Many parents worry about COVID, and when they can vaccinate their kids against that, O'Leary notes. But, he says, "frankly, a lot of the diseases that we vaccinate kids for are more severe in children than COVID, and so the last thing we want as we re-enter the school year is outbreaks of these other vaccine preventable diseases."
Texas school nurse coordinator Schwind says she and her staff are drawing a hard line in their school district: "We say no shots, no school," she says, meaning the schoolkids who've missed shots will be flagged and the kids returned to their parents, who must take them to get the shots before they can return to class.
Few U.S. school districts have nurses to keep tabs on who's vaccinated
But in many schools across the U.S., school nurses don't keep tabs on students' vaccine status, says Linda Mendonca, president of the National Association of School Nurses. Her group's research shows a quarter of schools don't even have a nurse on staff — so it's unclear who's keeping tabs.
"I don't know who does it, honestly," Mendonca says of those schools. "Maybe the school secretary might keep track of records when they come in to school or something. But do they follow up with it? Do they understand what they're missing?"
William Schaffner, a professor of infectious disease at Vanderbilt University, calls the U.S. childhood vaccination programs a big success in public health, but fears this year could see a big backslide in immunity against diseases such as mumps, meningitis, measles or others that had been under control.
How one parent's choice can have ripple effects throughout a community
"We've seen that movie before with measles a couple of years ago," he says, when outbreaks across the country, spanning Washington state to Texas and New York registered the highest rates of measles cases since the disease had been eradicated in the U.S. in 2000. The disease traveled quickly within pockets of the population where vaccination rates ran low.
When vaccination rates fall below herd immunity levels, diseases like measles or mumps or rubella — which are more common outside the U.S. — become a threat that's "only a plane ride away," Schaffner says.

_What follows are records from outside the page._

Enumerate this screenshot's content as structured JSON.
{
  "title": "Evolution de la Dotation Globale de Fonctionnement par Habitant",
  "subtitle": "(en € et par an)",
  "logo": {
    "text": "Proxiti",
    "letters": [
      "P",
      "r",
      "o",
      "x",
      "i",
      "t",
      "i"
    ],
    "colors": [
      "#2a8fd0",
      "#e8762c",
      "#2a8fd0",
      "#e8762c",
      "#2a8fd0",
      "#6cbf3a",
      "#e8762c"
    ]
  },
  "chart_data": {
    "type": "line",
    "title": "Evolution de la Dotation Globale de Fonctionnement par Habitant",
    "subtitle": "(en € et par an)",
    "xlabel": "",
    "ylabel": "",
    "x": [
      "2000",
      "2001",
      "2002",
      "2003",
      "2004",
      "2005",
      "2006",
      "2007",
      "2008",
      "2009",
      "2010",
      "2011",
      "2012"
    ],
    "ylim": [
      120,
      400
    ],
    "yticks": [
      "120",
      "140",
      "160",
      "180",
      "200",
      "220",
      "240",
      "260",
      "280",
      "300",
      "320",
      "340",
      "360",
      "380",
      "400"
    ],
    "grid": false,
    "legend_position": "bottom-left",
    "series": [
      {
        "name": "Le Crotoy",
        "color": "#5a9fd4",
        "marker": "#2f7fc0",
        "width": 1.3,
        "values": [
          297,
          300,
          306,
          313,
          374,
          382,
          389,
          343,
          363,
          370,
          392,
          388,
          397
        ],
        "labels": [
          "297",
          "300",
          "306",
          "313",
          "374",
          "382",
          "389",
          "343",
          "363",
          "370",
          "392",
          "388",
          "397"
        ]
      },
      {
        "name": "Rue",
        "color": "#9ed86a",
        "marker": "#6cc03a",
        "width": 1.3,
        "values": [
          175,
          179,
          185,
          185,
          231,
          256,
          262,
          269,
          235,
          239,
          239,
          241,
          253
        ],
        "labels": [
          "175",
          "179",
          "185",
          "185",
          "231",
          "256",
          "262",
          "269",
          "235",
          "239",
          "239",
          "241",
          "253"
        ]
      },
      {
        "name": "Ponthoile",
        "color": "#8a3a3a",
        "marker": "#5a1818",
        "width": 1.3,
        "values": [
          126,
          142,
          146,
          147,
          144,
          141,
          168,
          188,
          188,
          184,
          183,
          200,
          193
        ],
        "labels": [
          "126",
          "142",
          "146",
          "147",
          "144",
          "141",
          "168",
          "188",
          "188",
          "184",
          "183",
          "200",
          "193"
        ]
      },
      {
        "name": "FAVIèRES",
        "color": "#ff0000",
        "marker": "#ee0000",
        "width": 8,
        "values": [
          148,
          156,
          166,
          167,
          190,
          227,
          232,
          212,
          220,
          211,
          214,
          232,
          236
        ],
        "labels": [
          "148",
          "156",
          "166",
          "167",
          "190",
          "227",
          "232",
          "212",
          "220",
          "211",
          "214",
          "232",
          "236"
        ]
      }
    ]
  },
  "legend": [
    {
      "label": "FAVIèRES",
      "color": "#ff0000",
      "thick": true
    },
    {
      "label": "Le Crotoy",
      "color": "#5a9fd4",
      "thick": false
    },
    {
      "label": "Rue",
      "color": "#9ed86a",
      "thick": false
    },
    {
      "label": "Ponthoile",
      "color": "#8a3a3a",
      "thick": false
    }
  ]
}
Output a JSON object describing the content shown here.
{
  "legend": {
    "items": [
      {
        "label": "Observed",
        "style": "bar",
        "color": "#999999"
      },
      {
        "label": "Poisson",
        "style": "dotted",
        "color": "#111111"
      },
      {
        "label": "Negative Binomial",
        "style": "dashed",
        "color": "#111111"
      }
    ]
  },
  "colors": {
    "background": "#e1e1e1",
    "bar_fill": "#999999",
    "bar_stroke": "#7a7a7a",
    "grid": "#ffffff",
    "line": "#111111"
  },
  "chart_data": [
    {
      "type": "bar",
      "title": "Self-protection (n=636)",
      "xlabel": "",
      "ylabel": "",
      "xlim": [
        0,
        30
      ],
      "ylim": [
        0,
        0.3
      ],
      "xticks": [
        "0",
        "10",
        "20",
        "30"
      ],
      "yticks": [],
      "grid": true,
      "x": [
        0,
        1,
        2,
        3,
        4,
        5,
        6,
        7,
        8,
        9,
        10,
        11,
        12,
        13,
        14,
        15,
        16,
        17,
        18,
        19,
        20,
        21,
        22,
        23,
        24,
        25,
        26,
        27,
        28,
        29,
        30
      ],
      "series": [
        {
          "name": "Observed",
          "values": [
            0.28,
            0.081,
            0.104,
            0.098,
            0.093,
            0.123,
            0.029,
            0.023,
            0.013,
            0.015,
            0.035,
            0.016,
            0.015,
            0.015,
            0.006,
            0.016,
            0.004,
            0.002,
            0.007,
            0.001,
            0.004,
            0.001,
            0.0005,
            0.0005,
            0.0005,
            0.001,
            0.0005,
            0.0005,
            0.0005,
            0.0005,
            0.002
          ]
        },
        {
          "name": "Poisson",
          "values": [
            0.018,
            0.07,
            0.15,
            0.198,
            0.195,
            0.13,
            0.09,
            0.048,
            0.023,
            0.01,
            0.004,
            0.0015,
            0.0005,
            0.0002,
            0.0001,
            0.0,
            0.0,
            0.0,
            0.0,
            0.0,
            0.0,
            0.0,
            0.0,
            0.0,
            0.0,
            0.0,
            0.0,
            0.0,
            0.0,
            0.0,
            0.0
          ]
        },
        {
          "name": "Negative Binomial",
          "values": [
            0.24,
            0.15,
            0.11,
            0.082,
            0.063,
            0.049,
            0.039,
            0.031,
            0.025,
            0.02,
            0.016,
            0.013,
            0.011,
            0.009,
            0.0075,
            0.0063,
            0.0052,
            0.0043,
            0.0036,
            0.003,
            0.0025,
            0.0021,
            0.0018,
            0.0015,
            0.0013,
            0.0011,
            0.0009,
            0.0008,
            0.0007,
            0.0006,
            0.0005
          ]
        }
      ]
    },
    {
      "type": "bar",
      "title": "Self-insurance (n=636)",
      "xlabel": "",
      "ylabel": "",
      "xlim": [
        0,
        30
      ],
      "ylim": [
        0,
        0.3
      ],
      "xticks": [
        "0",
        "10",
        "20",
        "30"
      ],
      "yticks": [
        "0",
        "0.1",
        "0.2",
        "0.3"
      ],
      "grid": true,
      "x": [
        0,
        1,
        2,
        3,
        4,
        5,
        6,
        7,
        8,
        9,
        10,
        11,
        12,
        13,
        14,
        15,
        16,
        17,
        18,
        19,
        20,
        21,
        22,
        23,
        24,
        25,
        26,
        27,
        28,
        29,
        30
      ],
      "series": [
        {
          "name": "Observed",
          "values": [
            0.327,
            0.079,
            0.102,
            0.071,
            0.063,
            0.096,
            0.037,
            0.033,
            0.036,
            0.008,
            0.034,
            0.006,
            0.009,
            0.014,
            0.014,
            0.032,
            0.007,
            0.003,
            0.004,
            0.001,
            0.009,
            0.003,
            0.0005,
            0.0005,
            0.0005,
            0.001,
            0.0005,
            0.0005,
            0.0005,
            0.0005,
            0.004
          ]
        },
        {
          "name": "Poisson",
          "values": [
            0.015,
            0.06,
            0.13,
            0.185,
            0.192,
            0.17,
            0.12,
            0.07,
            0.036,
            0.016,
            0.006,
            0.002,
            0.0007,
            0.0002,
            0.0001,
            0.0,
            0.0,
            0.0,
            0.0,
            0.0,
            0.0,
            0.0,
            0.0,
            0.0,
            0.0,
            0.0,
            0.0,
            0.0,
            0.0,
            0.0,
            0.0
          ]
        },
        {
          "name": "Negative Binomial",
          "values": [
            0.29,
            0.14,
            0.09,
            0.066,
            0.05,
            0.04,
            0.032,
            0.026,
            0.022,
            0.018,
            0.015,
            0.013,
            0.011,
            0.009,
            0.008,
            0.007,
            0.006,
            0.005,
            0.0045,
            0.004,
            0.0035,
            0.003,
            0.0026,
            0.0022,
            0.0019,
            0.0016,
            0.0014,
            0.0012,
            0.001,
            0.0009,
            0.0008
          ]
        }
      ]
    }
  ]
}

Schaffner, who is 84, says such outbreaks were far more common decades ago. For most of his childhood, he says, he remembers polio kept a lid on his social life. Parents lived with the daily fear of the illness crippling or killing their children. "Couldn't go to swimming pools, couldn't go to movies," he says of his grade school years through high school. It wasn't until he was in college that a vaccine for polio became available.
"Children lined up for blocks, were vaccinated and got little buttons like those campaign buttons that said they were a polio pioneer," says Schaffner, and all that helped eradicate the disease in the U.S.
But, says Schaffner, many people today didn't live through that era, so some parents may not feel as much urgency about getting their children those missed shots.
"There is not the knowledge and therefore not the respect or the fear of these childhood diseases," he says. Schaffner says he hopes it won't take a resurgence of a horrible illness among children to remind people how important it is to keep up with those immunizations.